Minggu pagi yang lebih damai dari biasanya, alunan musik klasik yang ia putar dari ponselnya dengan suara audio yang memenuhi ruangan. Aroma teh chamomile yang baru saja menyentuh gelas memenuhi indra penciuman Irene. Ia duduk di balkoni, menatap jalanan ibukota yang tak pernah sepi dari lantai 12 tempat apartemennya berada.
Lalu membuka buku yang ia beli sebelum kembali ke Indonesia 2 bulan yang lalu. Bahkan buku tersebut masih tersegel rapi sebab belum sempat terjamah olehnya. Kesibukan sudah menelannya mentah-mentah, hingga ia lupa bahwa dirinya butuh waktu untuk diri sendiri. Moment saat ini lebih berarti dari apapun, ia sudah cukup puas dengan hanya menikmati udara segar karena kawasan apartemennya berada di kawasan rindang.

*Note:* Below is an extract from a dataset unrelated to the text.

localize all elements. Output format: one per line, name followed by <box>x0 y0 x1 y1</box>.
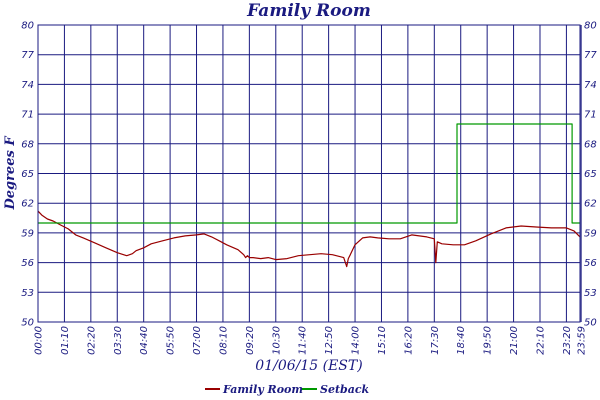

"Semoga hari ini semua orang baik-baik saja" harapnya. Dengan begitu, ia akan melewati minggu pagi yang membahagiakan tanpa bertemu pasien di bangsal IGD. Aroma teh chamomile nya saat ini lebih dia inginkan dibandingkan aroma rumah sakit yang selalu tercium indera nya.
Ia letakkan cangkir tehnya, lalu membuka halaman pertama dari sebuah buku yang merupakan novel roman yang tak ia kenali siapa penulisnya. Ia baru pertama kali membaca karya si penulis tak populer itu, buku yang ia beli murah di sebuah toko buku kecil di pinggiran kota Canberra. Sinopsis singkat yang tertulis di belakang buku menarik minatnya untuk membeli buku tersebut.
Sebuah novel romansa tentang cinta pertama yang indah. Itu sama sekali tak pernah bisa ia bayangkan seperti apa dan bagaimana perasaan cinta pertama yang manis. Baginya cinta pertama hanyalah sebuah ilusi, ia menikah di usianya yang masih dini, dengan pria yang bahkan tak ia kenal.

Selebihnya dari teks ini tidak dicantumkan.